Parse output from GREAT enrichment (http://great.stanford.edu).

Parameters

input_tsv (str) – TSV file exported from GREAT through the option “All data as .tsv” in “Global Controls”.

Returns

Pandas dataframe with enrichment results.

Return type

pandas.DataFrame

ngs_toolkit

ngs_toolkit.setup_logger(level='INFO', logfile=None)[source]

Set up a logger for the library.

Parameters
Returns

A logger called “ngs_toolkit”.

Return type

logging.Logger

ngs_toolkit.setup_config(custom_yaml_config=None)[source]

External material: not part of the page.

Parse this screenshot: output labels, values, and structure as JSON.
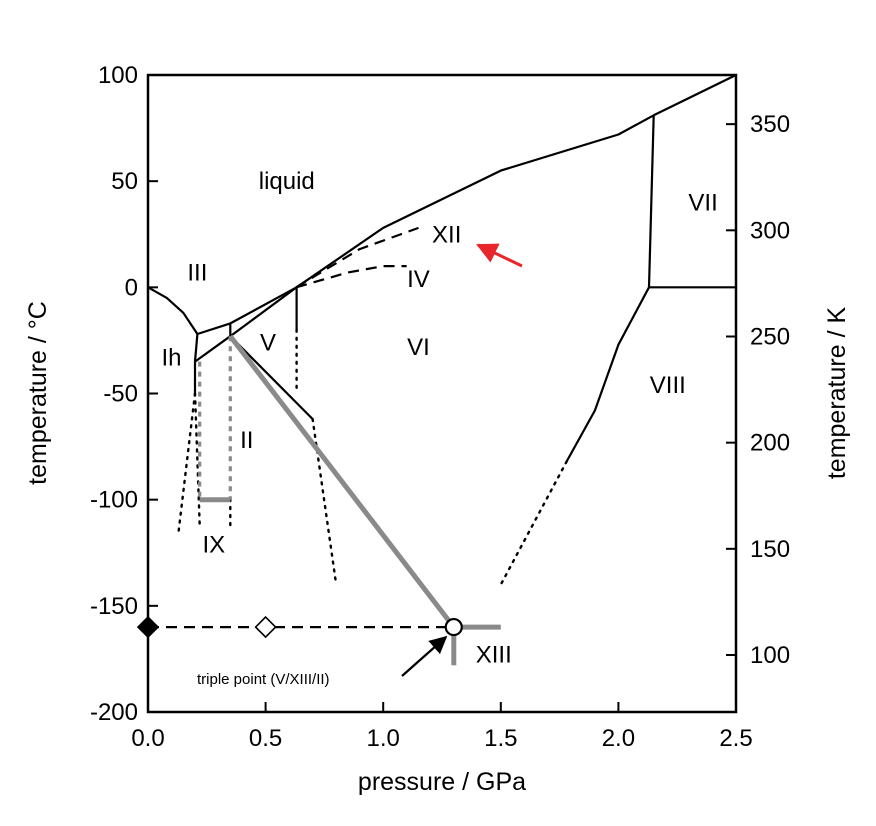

Set up global library configuration.

It reads ngs_toolkit’s package data to load a default configuration, tries to update it by reading a file in ~/.ngs_toolkit.config.yaml if present, and lastly, updates it by reading a possible passed yaml file custom_yaml_config. Non-exisiting fields will maintain the previous values, so that the user needs only to specify the section(s) as needed.

Parameters

custom_yaml_config (str, optional) – Path to YAML file with configuration. To see the structure of the YAML file, see https://github.com/afrendeiro/toolkit/blob/master/ngs_toolkit/config/default.yaml

Defaults to None.

Returns

Dictionary with configurations.

Return type

dict

ngs_toolkit.setup_graphic_preferences()[source]

Set up graphic preferences.

It uses the values under “preferences:graphics:matplotlib:rcParams” and “preferences:graphics:seaborn:parameters” to matplotlib and seaborn respectively.